Showing posts from February, 2017

Waiting for Biopsy Results

3 days until my biopsy and I'm feeling very anxious. This waiting in between is awful. Many of the women on my FB group have transferred this month and many have gotten their BFP's. Makes me feel like I'm not part of the 'club'. Thankfully I have my art show to keep me busy. I worked my butt off this weekend prepping and getting everything branded and ready to go. Now I'm back to the slower pace at work as well. Though that's good - it gives me too much time to wonder and worry I guess.

Shots gone wrong and FB rant.

This madness called for a Facebook post tonight. To let people really see the face of infertility. Here's what I posted. "This is what infertility really looks like. Tonight was double shot night where I have to give myself 2 shots of 2 different drugs, in my ass (behind me), on my left side (I'm right handed), without help because of M's fear of needles. And this is what happens when that goes wrong. So often I struggle in silence and try my best to keep strong. But tonight my rage, frustration and sadness has gotten the best of me. I have another 7 days of this nightly routine only to go for a biopsy - not even for an attempt at a transfer. I am a real life science experiment. I post this to vent, and to bring awareness to the true struggles of infertility. Shining a light on the darkness that plagues some people's lives with no one knowing. Suffering in the shadows is part of the greatest pain." I got a huge outpouring of support and people have told...

Tonight's baby wish cocktail. Bottoms up - literally!

Here is a photo of the two shots I have to do tonight. Delestrogen .2cc and progesterone in oil 1ml. It's is very hard to do but didn't hurt as much as I thought it would. But I have 10 days of this so we will see how I feel by the end of it.

We have decided to turn this cycle into a biopsy cycle.
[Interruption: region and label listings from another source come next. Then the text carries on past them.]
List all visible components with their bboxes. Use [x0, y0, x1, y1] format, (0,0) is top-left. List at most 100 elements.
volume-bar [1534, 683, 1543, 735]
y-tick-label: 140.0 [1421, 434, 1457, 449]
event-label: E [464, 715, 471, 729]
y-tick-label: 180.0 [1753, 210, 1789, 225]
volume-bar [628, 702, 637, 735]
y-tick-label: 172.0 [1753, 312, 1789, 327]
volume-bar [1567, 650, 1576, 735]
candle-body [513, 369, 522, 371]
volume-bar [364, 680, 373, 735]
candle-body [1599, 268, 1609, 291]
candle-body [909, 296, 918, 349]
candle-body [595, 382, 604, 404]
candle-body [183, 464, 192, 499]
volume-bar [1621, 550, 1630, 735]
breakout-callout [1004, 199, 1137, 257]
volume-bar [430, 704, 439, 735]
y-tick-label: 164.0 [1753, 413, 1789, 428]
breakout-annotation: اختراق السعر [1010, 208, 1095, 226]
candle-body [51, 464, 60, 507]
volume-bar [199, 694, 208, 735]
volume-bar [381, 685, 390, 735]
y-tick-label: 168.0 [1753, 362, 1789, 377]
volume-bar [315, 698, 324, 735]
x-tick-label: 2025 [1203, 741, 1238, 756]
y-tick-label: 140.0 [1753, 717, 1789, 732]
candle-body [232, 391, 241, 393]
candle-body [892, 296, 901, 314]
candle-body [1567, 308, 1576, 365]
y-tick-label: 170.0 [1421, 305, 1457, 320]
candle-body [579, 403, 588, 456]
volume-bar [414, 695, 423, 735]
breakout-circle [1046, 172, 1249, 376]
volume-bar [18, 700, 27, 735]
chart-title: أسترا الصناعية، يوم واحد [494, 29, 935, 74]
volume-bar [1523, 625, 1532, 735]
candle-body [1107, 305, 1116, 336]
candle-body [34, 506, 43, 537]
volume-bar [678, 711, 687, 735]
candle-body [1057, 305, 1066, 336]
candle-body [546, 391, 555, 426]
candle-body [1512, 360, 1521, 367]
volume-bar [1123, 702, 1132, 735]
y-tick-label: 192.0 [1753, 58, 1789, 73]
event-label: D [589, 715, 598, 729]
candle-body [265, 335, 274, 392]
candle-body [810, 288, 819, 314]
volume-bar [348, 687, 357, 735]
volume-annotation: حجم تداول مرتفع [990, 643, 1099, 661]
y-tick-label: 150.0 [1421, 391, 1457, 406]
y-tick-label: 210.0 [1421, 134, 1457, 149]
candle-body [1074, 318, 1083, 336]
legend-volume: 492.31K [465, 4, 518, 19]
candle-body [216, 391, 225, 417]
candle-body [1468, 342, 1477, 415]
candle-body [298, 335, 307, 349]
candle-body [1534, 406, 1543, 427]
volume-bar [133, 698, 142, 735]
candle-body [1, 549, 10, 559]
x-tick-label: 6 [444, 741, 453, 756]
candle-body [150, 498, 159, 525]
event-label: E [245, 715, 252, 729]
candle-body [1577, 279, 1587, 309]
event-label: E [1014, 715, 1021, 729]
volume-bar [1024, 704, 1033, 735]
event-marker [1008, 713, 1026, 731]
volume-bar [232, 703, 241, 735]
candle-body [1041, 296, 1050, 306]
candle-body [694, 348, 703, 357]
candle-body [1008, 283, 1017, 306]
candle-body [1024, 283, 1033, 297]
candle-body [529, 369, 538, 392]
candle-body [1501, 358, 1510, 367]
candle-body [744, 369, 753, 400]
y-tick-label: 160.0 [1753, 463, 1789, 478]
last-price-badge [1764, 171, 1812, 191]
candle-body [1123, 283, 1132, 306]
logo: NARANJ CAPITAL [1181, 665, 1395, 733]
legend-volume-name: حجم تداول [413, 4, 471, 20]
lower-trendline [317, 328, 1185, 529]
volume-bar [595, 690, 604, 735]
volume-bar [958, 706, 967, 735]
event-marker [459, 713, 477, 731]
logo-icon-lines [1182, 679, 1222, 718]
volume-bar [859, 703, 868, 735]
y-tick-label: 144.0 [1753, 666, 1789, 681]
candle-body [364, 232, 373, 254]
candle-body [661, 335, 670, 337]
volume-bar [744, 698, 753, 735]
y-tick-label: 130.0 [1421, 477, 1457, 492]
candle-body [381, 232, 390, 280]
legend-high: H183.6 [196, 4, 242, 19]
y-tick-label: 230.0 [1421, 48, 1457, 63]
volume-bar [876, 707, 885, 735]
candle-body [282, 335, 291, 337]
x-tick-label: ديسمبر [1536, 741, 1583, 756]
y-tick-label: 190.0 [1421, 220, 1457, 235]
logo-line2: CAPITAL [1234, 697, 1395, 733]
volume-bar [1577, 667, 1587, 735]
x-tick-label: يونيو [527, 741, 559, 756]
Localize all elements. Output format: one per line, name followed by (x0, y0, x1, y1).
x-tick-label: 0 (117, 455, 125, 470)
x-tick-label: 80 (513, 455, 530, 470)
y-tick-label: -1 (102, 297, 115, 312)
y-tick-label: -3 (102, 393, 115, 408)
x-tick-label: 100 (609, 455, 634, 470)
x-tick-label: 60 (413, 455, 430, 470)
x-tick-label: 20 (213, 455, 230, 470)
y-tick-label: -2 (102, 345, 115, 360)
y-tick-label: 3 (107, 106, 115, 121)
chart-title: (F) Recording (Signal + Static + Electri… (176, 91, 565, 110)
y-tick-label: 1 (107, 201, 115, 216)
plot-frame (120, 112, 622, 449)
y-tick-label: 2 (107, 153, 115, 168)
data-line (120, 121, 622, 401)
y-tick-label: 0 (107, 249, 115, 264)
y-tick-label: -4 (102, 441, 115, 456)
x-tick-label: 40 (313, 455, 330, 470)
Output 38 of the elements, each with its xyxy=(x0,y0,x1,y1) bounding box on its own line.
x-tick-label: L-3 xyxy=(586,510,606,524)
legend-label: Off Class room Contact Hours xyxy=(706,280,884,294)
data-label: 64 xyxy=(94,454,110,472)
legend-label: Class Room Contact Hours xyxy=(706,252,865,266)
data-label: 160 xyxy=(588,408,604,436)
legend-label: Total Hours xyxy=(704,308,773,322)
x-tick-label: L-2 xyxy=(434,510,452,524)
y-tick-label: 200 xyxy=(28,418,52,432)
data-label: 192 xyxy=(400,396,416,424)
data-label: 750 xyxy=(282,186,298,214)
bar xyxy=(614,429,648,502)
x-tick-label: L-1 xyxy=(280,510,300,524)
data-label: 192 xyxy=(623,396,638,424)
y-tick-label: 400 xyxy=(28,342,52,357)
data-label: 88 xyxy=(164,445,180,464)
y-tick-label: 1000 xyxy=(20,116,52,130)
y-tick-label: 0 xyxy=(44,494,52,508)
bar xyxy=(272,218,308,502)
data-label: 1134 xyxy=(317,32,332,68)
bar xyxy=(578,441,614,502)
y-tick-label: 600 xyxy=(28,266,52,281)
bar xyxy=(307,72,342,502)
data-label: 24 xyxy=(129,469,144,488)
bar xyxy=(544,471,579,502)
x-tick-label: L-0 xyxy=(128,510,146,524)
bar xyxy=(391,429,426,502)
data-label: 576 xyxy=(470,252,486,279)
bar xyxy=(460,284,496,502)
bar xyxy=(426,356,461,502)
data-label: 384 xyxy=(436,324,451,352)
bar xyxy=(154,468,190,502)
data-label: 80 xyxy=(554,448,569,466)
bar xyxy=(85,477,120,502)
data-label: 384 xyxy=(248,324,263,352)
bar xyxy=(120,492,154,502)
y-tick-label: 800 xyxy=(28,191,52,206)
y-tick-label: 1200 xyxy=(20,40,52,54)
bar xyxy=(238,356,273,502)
Since my lining has shrunk we were given three options. The first was to quit the cycle all together and start again after my period. The second was to push through and add the Delestrogen to the drug protocol and hope that the embryo would implant. And the third option is to turn this cycle into an endometrial biopsy. The biopsy will tell us what my implantation window is so that the next time we do a transfer we will be armed with more information on how my uterine lining is receptive. It was a very hard decision to make because as you are on the road towards transfer it's very hard to get off the track. I feel I am at peace with our decision and know that it is going to really help us with the next round. Now is till need to go through this as of it was a regular transfer and then they will biopsy it at the time we would have transferred. So I start the Delestrogen shots tomorrow. These don't have to be done every day though. So that's a relief!

Lining check today and it actually has shrunk to less than 6 mm

What did I do wrong on my life to deserve such pain. I suffer in silence. No one understands my anguish. My heart can't take much more sadness and turbulence. Why me? I don't know how much more I can endure. Another $300 gone and another $400 for the flights. How much more can we handle?!?!?